I returned to Noe last week. It remains one of the best restaurants in Houston. But this recent visit was different in a number of respects:
The wait staff is now more relaxed, friendly, and helpful.
The menu no longer lists prices. If you have to ask, well . . . everything is expensive. Appetizers range from $16-24; entrees from $30-38; tasting menus from $75 - $110.
The wine list is greatly improved. The selection is very wide, and most of the wines now work well with the cuisine.
But the most noticeable difference was the food. This visit, I ordered a six course “discovery” tasting. Compared to my first visit, the six dishes I had this visit were less exotic and simpler, with fewer ingredients. The food did not seem very unusual compared to other fine restaurants in Houston. It was almost like the restaurant had a new chef who was toning down the creativity.
No complaints though. Although the food was not as revelatory, it was well balanced, elegant, and tasty. Four courses involved seafood – although one person in our group requested no seafood and received completely different dishes. Some examples I ate were:
-sushi of baby yellow tail topped with caviar;
-ravioli with lobster and a spicy cream sauce; and
-fillet mignon served with vegetables and a gastrique of rose water and pink peppercorns.

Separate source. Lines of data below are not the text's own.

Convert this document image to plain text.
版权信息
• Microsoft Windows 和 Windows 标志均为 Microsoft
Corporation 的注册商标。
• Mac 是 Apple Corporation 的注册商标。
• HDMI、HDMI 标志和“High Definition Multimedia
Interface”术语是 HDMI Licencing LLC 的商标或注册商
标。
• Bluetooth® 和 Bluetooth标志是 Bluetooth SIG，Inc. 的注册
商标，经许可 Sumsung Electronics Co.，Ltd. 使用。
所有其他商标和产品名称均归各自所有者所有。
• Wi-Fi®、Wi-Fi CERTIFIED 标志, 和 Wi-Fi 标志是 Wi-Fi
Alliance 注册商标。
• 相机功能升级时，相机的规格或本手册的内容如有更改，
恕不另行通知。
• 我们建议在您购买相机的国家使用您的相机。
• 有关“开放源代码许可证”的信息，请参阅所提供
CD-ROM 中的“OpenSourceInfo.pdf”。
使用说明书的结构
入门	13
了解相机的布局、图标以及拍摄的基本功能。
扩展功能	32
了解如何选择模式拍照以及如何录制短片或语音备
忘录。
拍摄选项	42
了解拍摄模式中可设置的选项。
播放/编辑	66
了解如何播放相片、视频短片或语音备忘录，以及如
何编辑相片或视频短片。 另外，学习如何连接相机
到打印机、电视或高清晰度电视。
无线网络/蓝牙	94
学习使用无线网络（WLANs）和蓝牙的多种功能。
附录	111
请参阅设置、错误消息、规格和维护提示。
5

The waiter provided wine pairings with each course for an extra $45 per person. Although I did not like one particularly vegetal California pinot noir, the other five wines were interesting and thoughtfully paired.
There is a lot to be said for Noe's tasting menu. The food is elegant, the chef caters the menu to individual tastes, and the wine pairings are quite good. But my one experience with the tasting menu was not as creative and interesting as my previous visit when I ordered off the menu. Has there been a change in the kitchen? Or is the tasting menu just less creative?
This is a small complaint. If you can afford a restaurant with undisclosed prices, I highly recommend Noe. It remains one of Houston's best restaurants.